Volker, turning off FT might save storage. But MS removed data deduplication (SIS) for attachments in Exchange 2010.

I did some migrations from Notes >> Exchange and as far i can say is that you never save disk space. Maybe less IOs on your storage. Maybe.


There must be other reasons doing this.

Roland Dressler, 2012-02-02

@Volker I will do that. I'm one of the first to migrate. If it works fine, than all will follow.

@Richard

I'm not able to search a mail over all of my Folders. I didn't find a way. The next thing: in 7.02 (our Client Version) you can't see a html-mail in the way it is meant to be. And in the normal daily use there are a few other little thing, so that I'm looking forward using Outlook.


Karl Heindel, 2012-02-02

Karl, did you try the "All Documents" view? In your person's document you can switch to keep the mails in the sender's format.
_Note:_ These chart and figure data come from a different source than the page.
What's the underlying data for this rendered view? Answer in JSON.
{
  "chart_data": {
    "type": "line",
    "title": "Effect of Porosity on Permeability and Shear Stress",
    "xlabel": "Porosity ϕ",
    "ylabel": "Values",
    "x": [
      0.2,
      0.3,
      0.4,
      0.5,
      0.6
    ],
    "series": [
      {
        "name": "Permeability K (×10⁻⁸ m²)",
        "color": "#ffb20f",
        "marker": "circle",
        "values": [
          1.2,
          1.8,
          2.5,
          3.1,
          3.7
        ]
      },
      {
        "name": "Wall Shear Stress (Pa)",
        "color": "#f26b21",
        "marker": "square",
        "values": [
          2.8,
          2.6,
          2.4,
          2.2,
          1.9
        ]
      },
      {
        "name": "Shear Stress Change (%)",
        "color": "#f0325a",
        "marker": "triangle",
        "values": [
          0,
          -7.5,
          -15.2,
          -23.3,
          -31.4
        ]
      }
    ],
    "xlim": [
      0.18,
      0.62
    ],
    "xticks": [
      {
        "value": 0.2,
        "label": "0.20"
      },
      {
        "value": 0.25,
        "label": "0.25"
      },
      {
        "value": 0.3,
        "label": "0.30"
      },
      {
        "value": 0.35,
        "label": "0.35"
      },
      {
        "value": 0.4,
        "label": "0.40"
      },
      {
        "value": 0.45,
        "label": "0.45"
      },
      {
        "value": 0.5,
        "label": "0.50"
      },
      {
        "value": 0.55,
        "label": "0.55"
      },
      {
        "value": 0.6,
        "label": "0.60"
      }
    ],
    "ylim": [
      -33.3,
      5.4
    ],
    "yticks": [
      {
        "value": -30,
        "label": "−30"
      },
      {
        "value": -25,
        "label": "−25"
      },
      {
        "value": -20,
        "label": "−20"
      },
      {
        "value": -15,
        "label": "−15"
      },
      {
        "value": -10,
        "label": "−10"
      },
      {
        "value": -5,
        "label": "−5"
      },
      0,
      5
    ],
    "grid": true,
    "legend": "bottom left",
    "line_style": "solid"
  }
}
Also, if you need a FT on any database not just mail and your IT department doesn't allow then make a local replica and turn it on.

Thilo Hamberger, 2012-02-04

@Roland: yes, Microsoft removed SIS (Single Instance Storage) with Exchange 2010, because the effect of storage cost savings due to the 64 Bit architecture can be much bigger when using low cost storage than the effect of not having SIS anymore.

What kind of storage did your customers use in your migration projects? I assume it's your experience with dwpbank that you mentioned? If dwpbank is still using SAN after the migration to Exchange, then their storage costs might not go down - I agree.

While Microsoft reduced the IO with each version and the move the 64 Bit, Notes does not really perform better on 64 Bit as IBM says: https://www.ibm.com/developerworks/lotus/library/domino8-64bit/

Bernd Vellguth, 2012-02-05

@Thilo

Yes, but sometimes (I don't know why) I can't find a email. If I search manually in a folder than I will find that email. Maybe the problem is sitting in front of the tft.

To do a local copy of the database does not work, at the login of notes I can't change the "arbeitsplatzumgebung".

Karl Heindel, 2012-02-06

Bernd its not dwpbank, i assume they still using ex2k07. I know this from some other, smaller projects. Most of them uses SAN as their storage solution. Mailboxes are growing after migration but, as you said, I/O performance ist much more better on Exchange 2k10. You dont need high end SAN architecture anymore to pass "jetstress".

Roland Dressler, 2012-02-06

So, no we're a few month later and the transition to Outlook was done and we're working with outlook for two month now.

And what should I say: sometimes I miss my Lotus Notes. We don't not have our system to manage our vacancy, we had a database in Notes to do that.
But that's not the point and I can't describe it in english very well.

Notes was clean, well arranged and easy to use. And Outlook is not in that way. But Notes ist gone for us, and so I have to use Outlook. Maybe sometimes I'm getting used to it.